Он выходит из меня. Я напрягаюсь, зная, что будет дальше. Если у меня и были сомнения или надежды, то их больше не остается после того, как он плюет на мою задницу. Пальцы небрежно разглаживают слюну по моему сморщенному входу. Затем его член вжимается в меня.

Я тренируюсь так, как он говорит мне. Пробки настолько большие, насколько я могу вынести, но это все равно слишком тяжело. Неприятно, когда его член находится внутри меня, трется о мою нежную плоть, трахая меня.

— Подожди, — я хнычу, — подожди.

Я не хочу ждать. Я имею в виду: «Нет, нет, нет». Я имею в виду «Остановись и больше никогда не начинай этого». Это не имеет значения. Он не прекращает, но это к лучшему. Если бы он остановился, то спросил бы, что я имела в виду. И захотел бы узнать, почему я это сказала. Но у меня нет ответа. Есть только мои собственные приглушенные стоны, когда он вколачивается в меня сзади.

Присутствует лишь боль, когда он входит глубже.

ГЛАВА ПЯТАЯ

Всю оставшуюся ночь я танцевала в каком-то трансе, лишь смутно осознавая мигание прожекторов и аплодисменты посетителей. Рук, пытавшихся добраться до меня, погладить и схватить, едва ли можно пересчитать. Боль и обида разрывают меня после того, что сделал со мной его ботинок. Теперь я понимаю, почему Кенди любит отстреляться до выхода на сцену. Если бы она была здесь, я бы могла попросить у нее косяк.

Шок тоже присутствует, и это помогает.

Как в прострации. Меня здесь нет, я не раздеваюсь и трясу задницей для посторонних. Я все еще сплю.

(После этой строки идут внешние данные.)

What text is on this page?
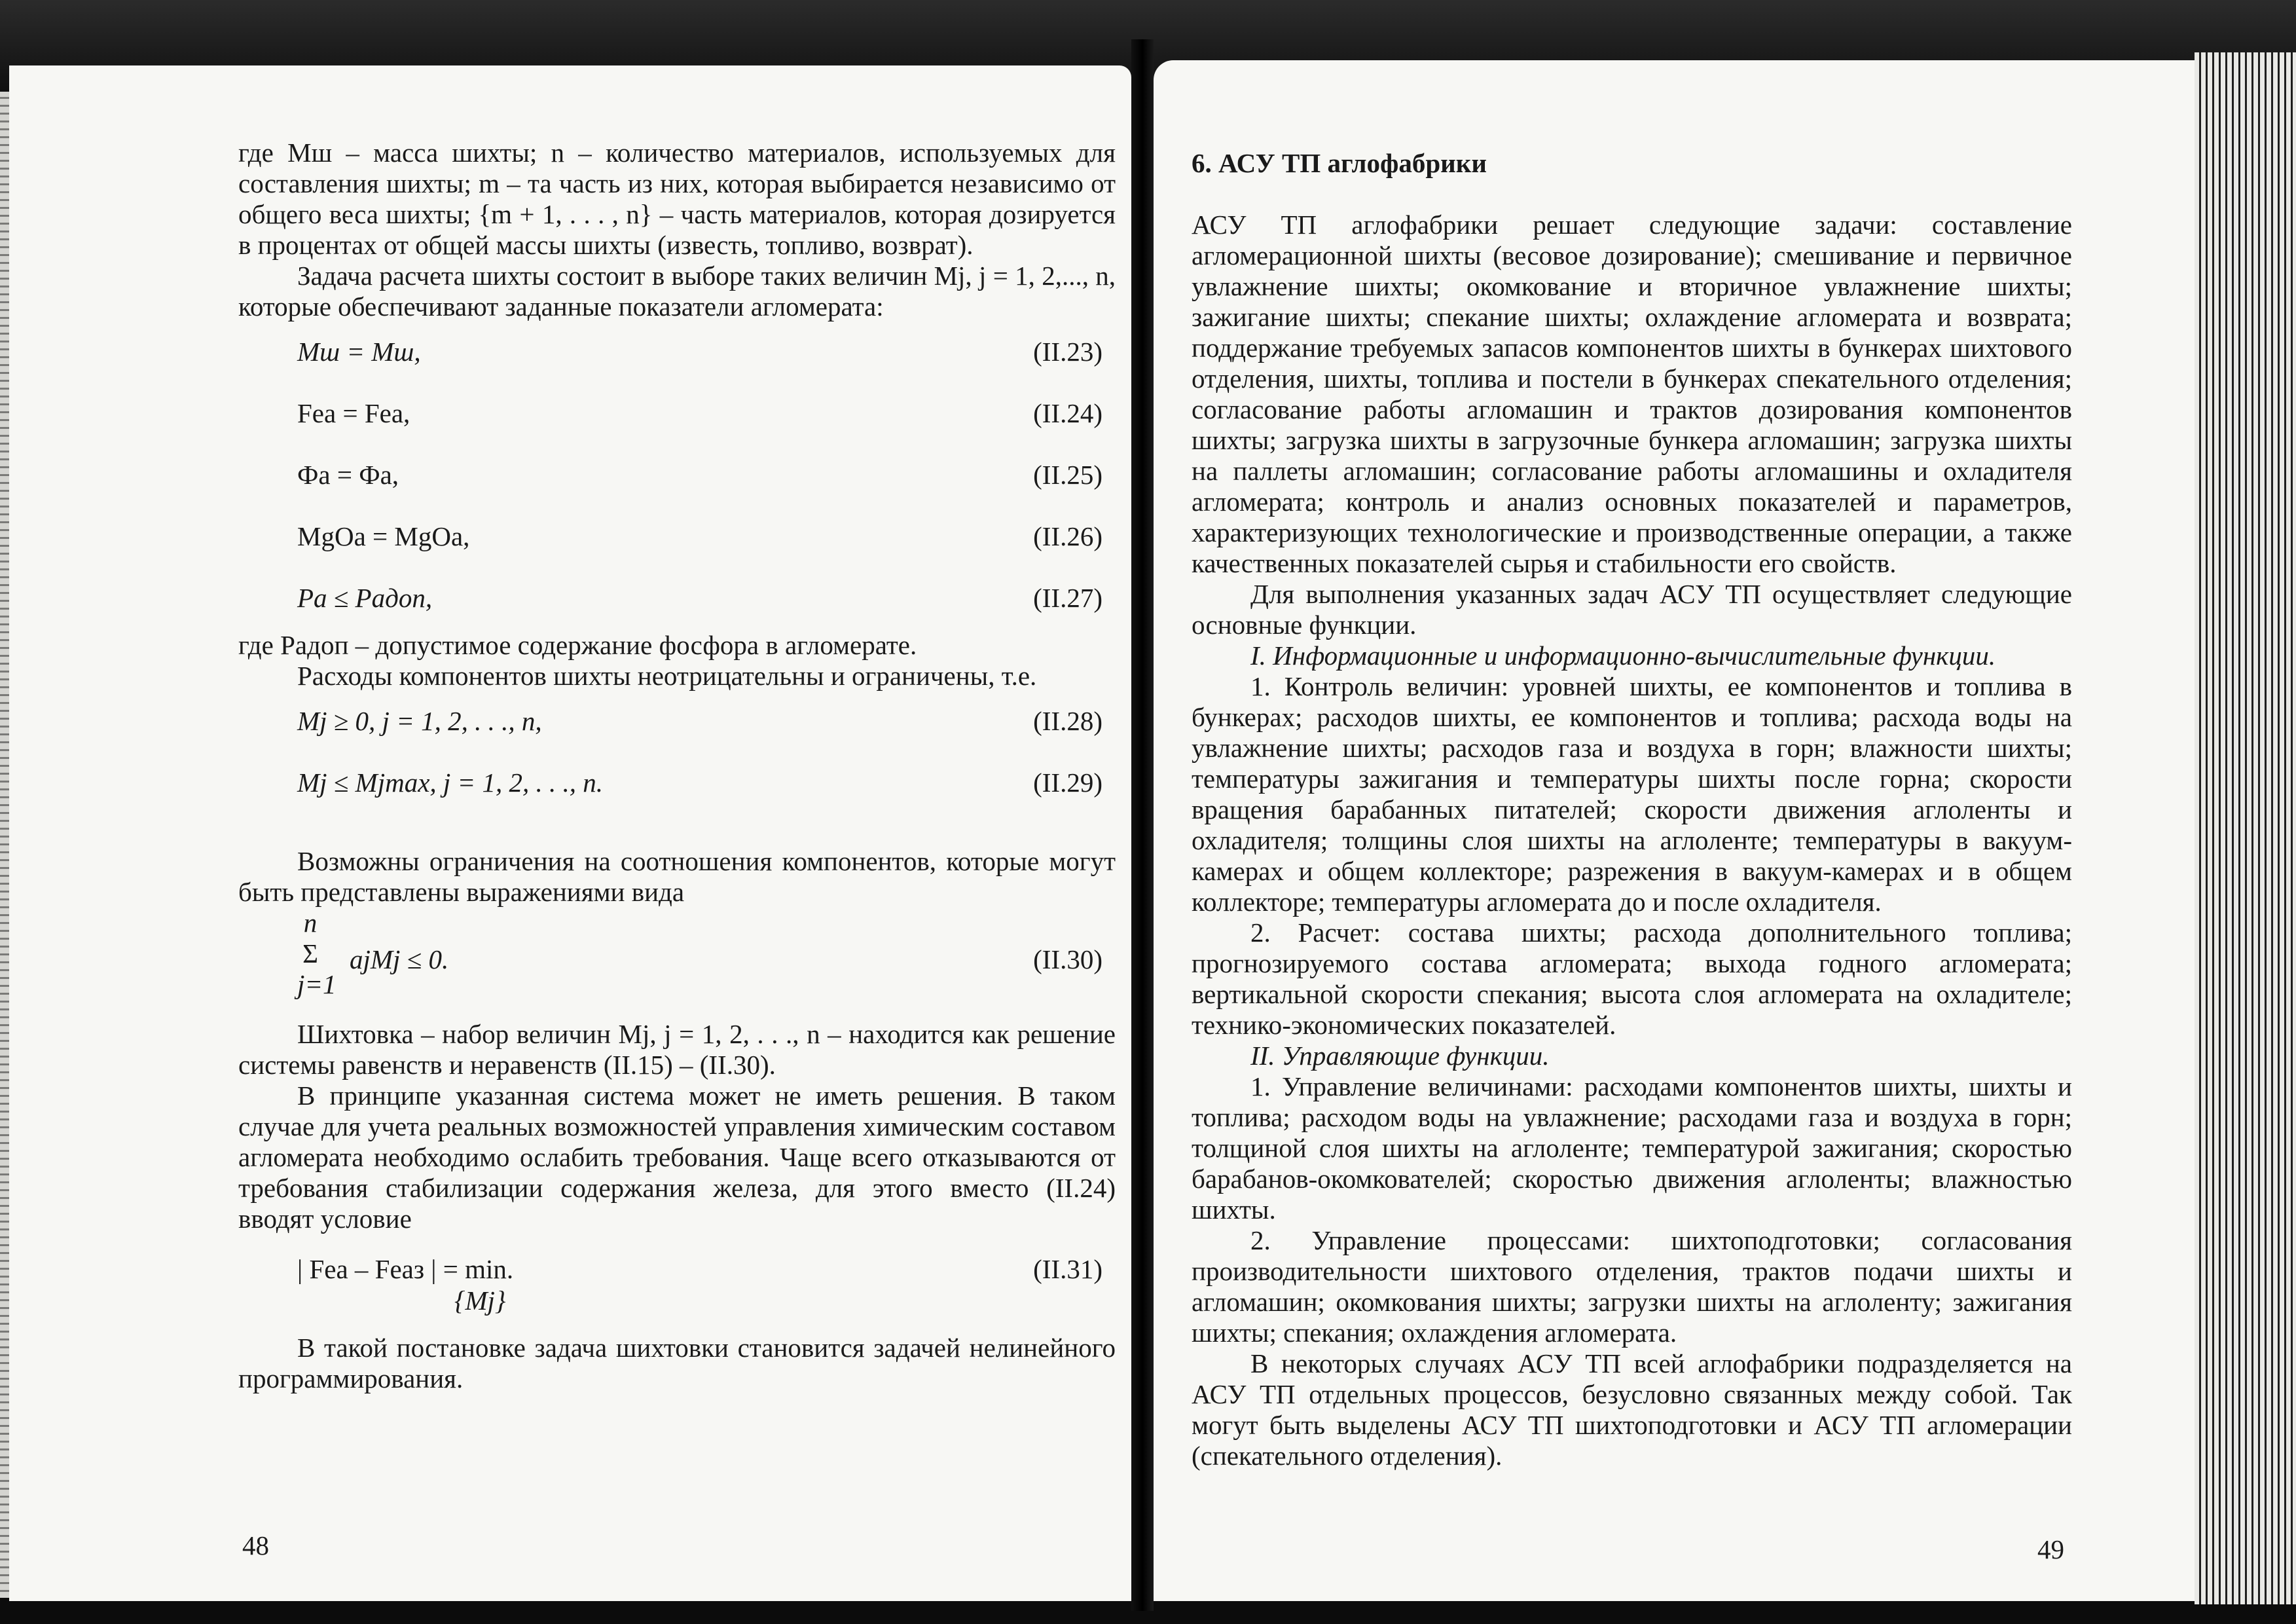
где Mш – масса шихты; n – количество материалов, используемых для составления шихты; m – та часть из них, которая выбирается независимо от общего веса шихты; {m + 1, . . . , n} – часть материалов, которая дозируется в процентах от общей массы шихты (известь, топливо, возврат).

Задача расчета шихты состоит в выборе таких величин Mj, j = 1, 2,..., n, которые обеспечивают заданные показатели агломерата:

Mш = Mш,	(II.23)
Feа = Feа,	(II.24)
Фа = Фа,	(II.25)
MgOа = MgOа,	(II.26)
Pа ≤ Pадоп,	(II.27)

где Pадоп – допустимое содержание фосфора в агломерате.

Расходы компонентов шихты неотрицательны и ограничены, т.е.

Mj ≥ 0, j = 1, 2, . . ., n,	(II.28)
Mj ≤ Mjmax, j = 1, 2, . . ., n.	(II.29)

Возможны ограничения на соотношения компонентов, которые могут быть представлены выражениями вида

n
Σ
j=1
ajMj ≤ 0.	(II.30)

Шихтовка – набор величин Mj, j = 1, 2, . . ., n – находится как решение системы равенств и неравенств (II.15) – (II.30).

В принципе указанная система может не иметь решения. В таком случае для учета реальных возможностей управления химическим составом агломерата необходимо ослабить требования. Чаще всего отказываются от требования стабилизации содержания железа, для этого вместо (II.24) вводят условие

| Feа – Feаз | = min.
{Mj}
(II.31)

В такой постановке задача шихтовки становится задачей нелинейного программирования.

48
6. АСУ ТП аглофабрики

АСУ ТП аглофабрики решает следующие задачи: составление агломерационной шихты (весовое дозирование); смешивание и первичное увлажнение шихты; окомкование и вторичное увлажнение шихты; зажигание шихты; спекание шихты; охлаждение агломерата и возврата; поддержание требуемых запасов компонентов шихты в бункерах шихтового отделения, шихты, топлива и постели в бункерах спекательного отделения; согласование работы агломашин и трактов дозирования компонентов шихты; загрузка шихты в загрузочные бункера агломашин; загрузка шихты на паллеты агломашин; согласование работы агломашины и охладителя агломерата; контроль и анализ основных показателей и параметров, характеризующих технологические и производственные операции, а также качественных показателей сырья и стабильности его свойств.

Для выполнения указанных задач АСУ ТП осуществляет следующие основные функции.

I. Информационные и информационно-вычислительные функции.

1. Контроль величин: уровней шихты, ее компонентов и топлива в бункерах; расходов шихты, ее компонентов и топлива; расхода воды на увлажнение шихты; расходов газа и воздуха в горн; влажности шихты; температуры зажигания и температуры шихты после горна; скорости вращения барабанных питателей; скорости движения аглоленты и охладителя; толщины слоя шихты на аглоленте; температуры в вакуум-камерах и общем коллекторе; разрежения в вакуум-камерах и в общем коллекторе; температуры агломерата до и после охладителя.

2. Расчет: состава шихты; расхода дополнительного топлива; прогнозируемого состава агломерата; выхода годного агломерата; вертикальной скорости спекания; высота слоя агломерата на охладителе; технико-экономических показателей.

II. Управляющие функции.

1. Управление величинами: расходами компонентов шихты, шихты и топлива; расходом воды на увлажнение; расходами газа и воздуха в горн; толщиной слоя шихты на аглоленте; температурой зажигания; скоростью барабанов-окомкователей; скоростью движения аглоленты; влажностью шихты.

2. Управление процессами: шихтоподготовки; согласования производительности шихтового отделения, трактов подачи шихты и агломашин; окомкования шихты; загрузки шихты на аглоленту; зажигания шихты; спекания; охлаждения агломерата.

В некоторых случаях АСУ ТП всей аглофабрики подразделяется на АСУ ТП отдельных процессов, безусловно связанных между собой. Так могут быть выделены АСУ ТП шихтоподготовки и АСУ ТП агломерации (спекательного отделения).

49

К тому времени, как я выхожу, небо уже насыщенно оранжевое. Легкая дымка висит между домами, смесь тумана и утренней росы. «Гранд» закрывается. Блу выпроваживает последних клиентов, и они уходят прочь, спотыкаясь по неровной брусчатке и страдая от похмелья. Половины камней на дороге нет, часть фасада тоже отсутствует, как будто мы в истерзанной боями стране. И мы ― воины, сражавшиеся и потерявшиеся на этой улице.

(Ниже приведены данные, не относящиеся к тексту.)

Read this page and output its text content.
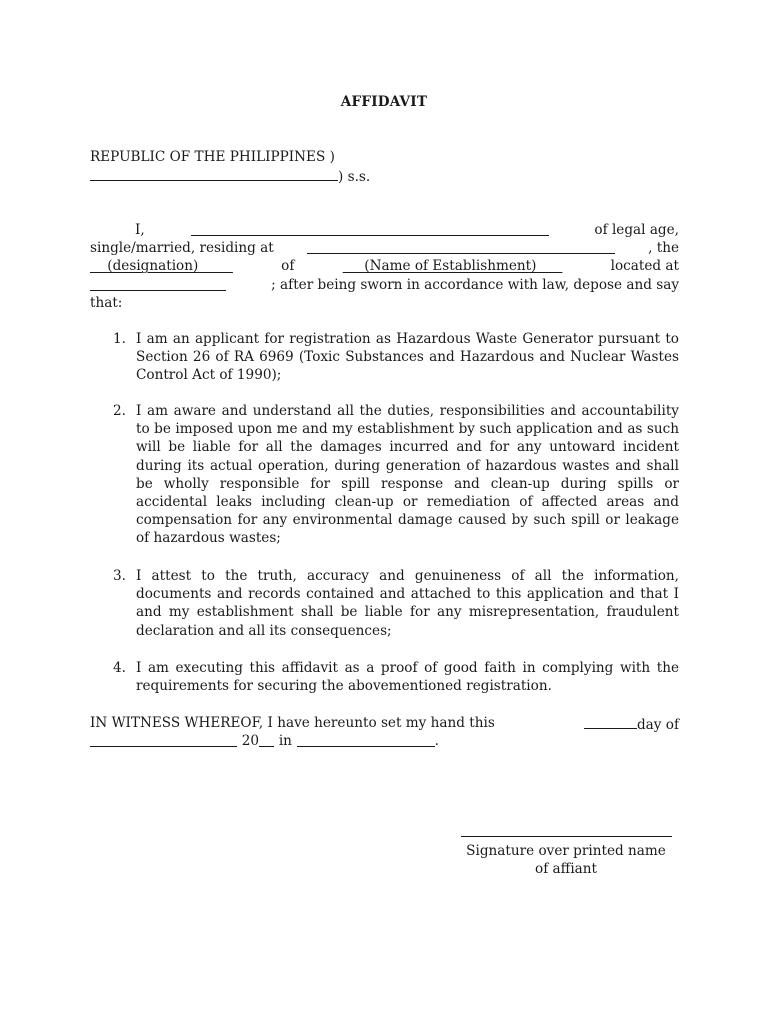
AFFIDAVIT
REPUBLIC OF THE PHILIPPINES )
) s.s.
I,	of legal age,
single/married, residing at	, the
(designation)	of	(Name of Establishment)	located at
; after being sworn in accordance with law, depose and say
that:
1. I am an applicant for registration as Hazardous Waste Generator pursuant to Section 26 of RA 6969 (Toxic Substances and Hazardous and Nuclear Wastes Control Act of 1990);
2. I am aware and understand all the duties, responsibilities and accountability to be imposed upon me and my establishment by such application and as such will be liable for all the damages incurred and for any untoward incident during its actual operation, during generation of hazardous wastes and shall be wholly responsible for spill response and clean-up during spills or accidental leaks including clean-up or remediation of affected areas and compensation for any environmental damage caused by such spill or leakage of hazardous wastes;
3. I attest to the truth, accuracy and genuineness of all the information, documents and records contained and attached to this application and that I and my establishment shall be liable for any misrepresentation, fraudulent declaration and all its consequences;
4. I am executing this affidavit as a proof of good faith in complying with the requirements for securing the abovementioned registration.
IN WITNESS WHEREOF, I have hereunto set my hand this	day of
20	in	.
Signature over printed name
of affiant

В центральном фонтане только сухая листва и окурки. Какая бы статуя некогда ни украшала центральную колону, она давно была отломана. От нее остались только неровные края, торчащие вверх. В целом это подходящее украшение для двора «Гранда» ― сломленное, но гордое.

Будучи все еще в трансе, я направляюсь домой к Кенди. Оцепенение помогает мне, притупляя страх, я обхожу бродягу и жутко выглядящего мужчину, упавшего в подъезде.

Мой стук эхом отражается от выцветших зеленых стен.